Departing a gathering of the swells, the amoral artist "borrows" tidy sums from all the hosts and enjoys a comfortable carriage-ride home to his garret.
Leaving the same gathering, the impoverished "public physician" has no money for carriage fare. He'll take the drafty night train home: Bravely, humbly, he declines charity by assuring the swells that the hotel porter or a stationmaster will give him "some brown paper; a few thicknesses of brown paper across the chest are better than any fur coat."
The scales are set for the swell doctors to weigh.
Trust, in readiness and efficacy
News headlines open memory cabinets to recollections of the contamination of what should have been the full supply of vaccines for the anticipated bird-flu and swine-flu viruses. In hospital cabinets are there vials to combat MERS, SARS, and the Enterovirus?
How quickly will pharma labs be able to respond to Ebola ravages? and in what quantities?
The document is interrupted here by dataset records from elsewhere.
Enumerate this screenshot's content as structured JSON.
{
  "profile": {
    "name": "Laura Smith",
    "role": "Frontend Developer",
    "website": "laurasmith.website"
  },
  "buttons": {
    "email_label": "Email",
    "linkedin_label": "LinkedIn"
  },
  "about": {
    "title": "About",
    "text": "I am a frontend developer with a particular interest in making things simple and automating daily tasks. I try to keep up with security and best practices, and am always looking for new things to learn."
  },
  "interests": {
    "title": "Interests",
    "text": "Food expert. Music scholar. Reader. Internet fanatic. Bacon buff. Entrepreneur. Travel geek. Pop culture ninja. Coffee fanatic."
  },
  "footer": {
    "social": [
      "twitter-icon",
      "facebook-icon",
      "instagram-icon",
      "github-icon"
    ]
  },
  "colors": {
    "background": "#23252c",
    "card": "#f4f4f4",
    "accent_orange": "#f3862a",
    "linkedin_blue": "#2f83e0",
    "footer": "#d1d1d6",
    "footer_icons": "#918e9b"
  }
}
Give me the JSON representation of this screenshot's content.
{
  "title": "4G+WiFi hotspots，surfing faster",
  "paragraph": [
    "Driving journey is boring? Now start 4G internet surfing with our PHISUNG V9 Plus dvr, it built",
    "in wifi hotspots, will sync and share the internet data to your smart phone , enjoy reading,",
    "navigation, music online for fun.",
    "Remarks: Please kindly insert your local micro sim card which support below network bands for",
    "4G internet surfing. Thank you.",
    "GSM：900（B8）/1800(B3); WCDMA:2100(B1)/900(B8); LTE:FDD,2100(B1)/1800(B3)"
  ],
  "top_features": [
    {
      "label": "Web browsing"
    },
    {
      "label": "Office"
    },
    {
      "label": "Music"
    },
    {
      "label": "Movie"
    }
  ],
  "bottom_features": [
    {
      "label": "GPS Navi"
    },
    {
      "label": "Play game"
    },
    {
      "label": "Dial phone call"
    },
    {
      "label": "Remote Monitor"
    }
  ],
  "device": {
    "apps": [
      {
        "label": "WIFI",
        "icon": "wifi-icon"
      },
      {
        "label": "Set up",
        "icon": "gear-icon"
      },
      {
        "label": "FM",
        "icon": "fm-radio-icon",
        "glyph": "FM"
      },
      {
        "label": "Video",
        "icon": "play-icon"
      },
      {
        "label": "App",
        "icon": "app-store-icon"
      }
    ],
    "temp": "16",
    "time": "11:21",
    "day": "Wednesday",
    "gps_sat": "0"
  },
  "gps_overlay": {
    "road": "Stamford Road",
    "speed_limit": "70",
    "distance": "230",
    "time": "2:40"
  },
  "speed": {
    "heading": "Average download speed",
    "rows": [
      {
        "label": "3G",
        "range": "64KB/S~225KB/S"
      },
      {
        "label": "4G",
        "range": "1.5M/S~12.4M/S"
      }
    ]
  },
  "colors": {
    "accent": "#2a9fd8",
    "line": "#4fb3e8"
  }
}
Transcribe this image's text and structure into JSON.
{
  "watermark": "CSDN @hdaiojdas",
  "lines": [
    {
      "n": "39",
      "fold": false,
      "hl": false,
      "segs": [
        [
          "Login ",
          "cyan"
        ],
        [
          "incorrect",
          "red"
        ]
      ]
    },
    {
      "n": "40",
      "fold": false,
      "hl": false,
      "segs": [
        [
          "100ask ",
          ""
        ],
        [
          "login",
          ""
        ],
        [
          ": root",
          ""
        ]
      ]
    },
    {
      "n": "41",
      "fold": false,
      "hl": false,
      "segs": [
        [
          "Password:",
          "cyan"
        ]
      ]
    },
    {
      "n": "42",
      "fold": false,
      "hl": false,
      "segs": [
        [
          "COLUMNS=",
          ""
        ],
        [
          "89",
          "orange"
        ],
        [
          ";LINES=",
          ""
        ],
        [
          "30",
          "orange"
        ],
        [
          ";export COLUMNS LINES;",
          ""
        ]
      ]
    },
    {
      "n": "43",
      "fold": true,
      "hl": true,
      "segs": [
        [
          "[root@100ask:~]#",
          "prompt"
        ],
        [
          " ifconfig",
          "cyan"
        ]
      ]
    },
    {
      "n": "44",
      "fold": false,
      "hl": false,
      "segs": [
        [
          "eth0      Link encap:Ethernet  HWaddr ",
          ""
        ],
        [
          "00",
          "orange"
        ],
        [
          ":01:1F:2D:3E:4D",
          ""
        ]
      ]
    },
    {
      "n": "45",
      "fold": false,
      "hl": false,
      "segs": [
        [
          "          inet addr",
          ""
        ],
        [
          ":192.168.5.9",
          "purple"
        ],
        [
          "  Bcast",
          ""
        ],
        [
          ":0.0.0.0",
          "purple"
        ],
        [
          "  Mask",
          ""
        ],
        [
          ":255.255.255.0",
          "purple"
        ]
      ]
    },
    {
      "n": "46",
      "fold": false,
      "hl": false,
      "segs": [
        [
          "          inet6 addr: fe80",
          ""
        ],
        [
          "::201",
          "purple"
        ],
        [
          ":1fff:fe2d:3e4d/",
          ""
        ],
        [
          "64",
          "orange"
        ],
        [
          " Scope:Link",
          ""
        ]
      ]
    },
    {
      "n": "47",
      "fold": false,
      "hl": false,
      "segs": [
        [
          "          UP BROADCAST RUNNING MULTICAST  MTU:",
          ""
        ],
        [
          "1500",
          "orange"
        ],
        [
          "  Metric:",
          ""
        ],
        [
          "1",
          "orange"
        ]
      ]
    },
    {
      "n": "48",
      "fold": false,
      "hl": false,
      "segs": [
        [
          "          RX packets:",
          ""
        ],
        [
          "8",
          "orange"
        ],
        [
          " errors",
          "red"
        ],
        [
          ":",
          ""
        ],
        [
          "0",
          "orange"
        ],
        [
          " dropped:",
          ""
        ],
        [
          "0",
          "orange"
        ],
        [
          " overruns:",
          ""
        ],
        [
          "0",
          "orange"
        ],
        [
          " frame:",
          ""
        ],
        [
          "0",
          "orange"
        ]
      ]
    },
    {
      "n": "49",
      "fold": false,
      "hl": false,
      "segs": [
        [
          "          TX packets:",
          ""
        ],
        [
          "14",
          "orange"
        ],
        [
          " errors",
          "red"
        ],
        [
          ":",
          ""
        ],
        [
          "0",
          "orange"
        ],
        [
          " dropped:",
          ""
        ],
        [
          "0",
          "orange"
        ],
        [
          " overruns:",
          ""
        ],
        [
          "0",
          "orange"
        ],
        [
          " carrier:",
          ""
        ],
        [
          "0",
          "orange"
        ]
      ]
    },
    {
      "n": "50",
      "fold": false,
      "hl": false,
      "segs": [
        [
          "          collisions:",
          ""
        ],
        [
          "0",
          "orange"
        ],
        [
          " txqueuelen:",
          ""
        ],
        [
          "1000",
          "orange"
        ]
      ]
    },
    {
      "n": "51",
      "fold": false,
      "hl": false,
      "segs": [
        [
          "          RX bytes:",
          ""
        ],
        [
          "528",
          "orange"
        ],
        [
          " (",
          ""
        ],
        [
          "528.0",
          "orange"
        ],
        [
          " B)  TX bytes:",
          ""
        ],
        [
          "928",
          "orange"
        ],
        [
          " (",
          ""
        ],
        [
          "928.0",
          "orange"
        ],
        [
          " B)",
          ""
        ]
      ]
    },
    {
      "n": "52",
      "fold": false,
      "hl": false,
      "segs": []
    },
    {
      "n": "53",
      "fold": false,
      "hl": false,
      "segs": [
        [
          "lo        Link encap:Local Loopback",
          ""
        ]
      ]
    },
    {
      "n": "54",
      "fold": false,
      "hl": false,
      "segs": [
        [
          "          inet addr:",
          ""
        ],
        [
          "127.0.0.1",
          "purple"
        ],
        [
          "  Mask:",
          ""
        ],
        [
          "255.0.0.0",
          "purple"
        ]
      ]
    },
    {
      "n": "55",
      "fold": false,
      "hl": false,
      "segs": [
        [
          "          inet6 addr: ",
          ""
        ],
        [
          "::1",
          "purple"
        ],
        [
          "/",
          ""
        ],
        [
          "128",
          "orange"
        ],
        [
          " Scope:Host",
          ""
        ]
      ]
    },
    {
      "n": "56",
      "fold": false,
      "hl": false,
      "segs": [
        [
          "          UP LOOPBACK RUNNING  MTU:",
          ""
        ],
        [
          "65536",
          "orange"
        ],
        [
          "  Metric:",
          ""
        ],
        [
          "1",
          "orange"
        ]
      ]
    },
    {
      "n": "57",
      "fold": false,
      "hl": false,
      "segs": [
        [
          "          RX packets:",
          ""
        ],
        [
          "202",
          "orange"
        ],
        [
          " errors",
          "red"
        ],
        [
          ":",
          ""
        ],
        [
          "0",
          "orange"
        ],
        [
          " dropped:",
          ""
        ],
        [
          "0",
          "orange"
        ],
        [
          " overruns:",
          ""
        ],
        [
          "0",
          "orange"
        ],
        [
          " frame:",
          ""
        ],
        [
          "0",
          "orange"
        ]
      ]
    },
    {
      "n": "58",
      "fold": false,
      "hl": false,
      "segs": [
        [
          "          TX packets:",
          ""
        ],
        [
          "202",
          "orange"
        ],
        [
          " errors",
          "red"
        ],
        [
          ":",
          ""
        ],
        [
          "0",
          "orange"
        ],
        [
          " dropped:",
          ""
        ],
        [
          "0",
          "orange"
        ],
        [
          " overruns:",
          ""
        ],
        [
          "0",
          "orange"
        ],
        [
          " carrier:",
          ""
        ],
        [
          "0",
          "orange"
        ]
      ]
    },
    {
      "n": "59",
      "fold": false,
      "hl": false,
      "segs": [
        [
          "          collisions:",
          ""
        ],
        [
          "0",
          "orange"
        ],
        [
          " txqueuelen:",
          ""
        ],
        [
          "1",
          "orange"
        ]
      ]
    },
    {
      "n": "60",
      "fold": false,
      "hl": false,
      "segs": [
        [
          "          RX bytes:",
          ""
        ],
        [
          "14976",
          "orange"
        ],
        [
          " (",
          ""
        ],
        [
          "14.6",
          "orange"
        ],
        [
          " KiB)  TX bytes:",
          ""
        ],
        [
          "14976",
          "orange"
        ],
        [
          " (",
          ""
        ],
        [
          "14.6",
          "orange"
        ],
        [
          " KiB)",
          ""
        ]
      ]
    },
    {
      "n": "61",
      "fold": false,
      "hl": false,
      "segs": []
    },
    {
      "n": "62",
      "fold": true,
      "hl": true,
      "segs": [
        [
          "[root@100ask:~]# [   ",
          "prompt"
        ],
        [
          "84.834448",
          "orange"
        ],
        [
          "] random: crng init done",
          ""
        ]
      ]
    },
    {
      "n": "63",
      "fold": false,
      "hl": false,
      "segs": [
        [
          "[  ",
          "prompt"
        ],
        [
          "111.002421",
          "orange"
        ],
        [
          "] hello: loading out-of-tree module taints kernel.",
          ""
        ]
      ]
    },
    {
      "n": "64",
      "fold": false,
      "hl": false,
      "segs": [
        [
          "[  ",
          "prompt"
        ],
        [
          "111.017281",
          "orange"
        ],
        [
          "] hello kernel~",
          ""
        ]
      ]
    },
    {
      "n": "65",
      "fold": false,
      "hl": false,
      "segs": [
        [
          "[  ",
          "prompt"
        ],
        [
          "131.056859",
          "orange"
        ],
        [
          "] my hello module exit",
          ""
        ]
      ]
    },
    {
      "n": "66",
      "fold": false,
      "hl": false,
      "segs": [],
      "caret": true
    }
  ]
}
Who will get the first doses?
Preceding the 105-page text of The Doctor's Dilemma, G. B. Shaw intruded his 79-page polemic: "Preface on Doctors" - which excoriated surgeons: "mutilators" for their unnecessary "de-limbings" - "accomplished burglars" for their "extirpations of internal organs."
He railed against what he saw as doctors' presumed omnipotence and infallibility; their microbe superstitions; and the "fad" of inoculation immunization.
Despite all that bile, the dilemmas portrayed in Shaw's 1906 play might inform some thinking about how we distribute decontamination equipment and intensive-care teams; how we allocate protective gear, bio-containment facilities, isolation rooms, and life-saving vaccines.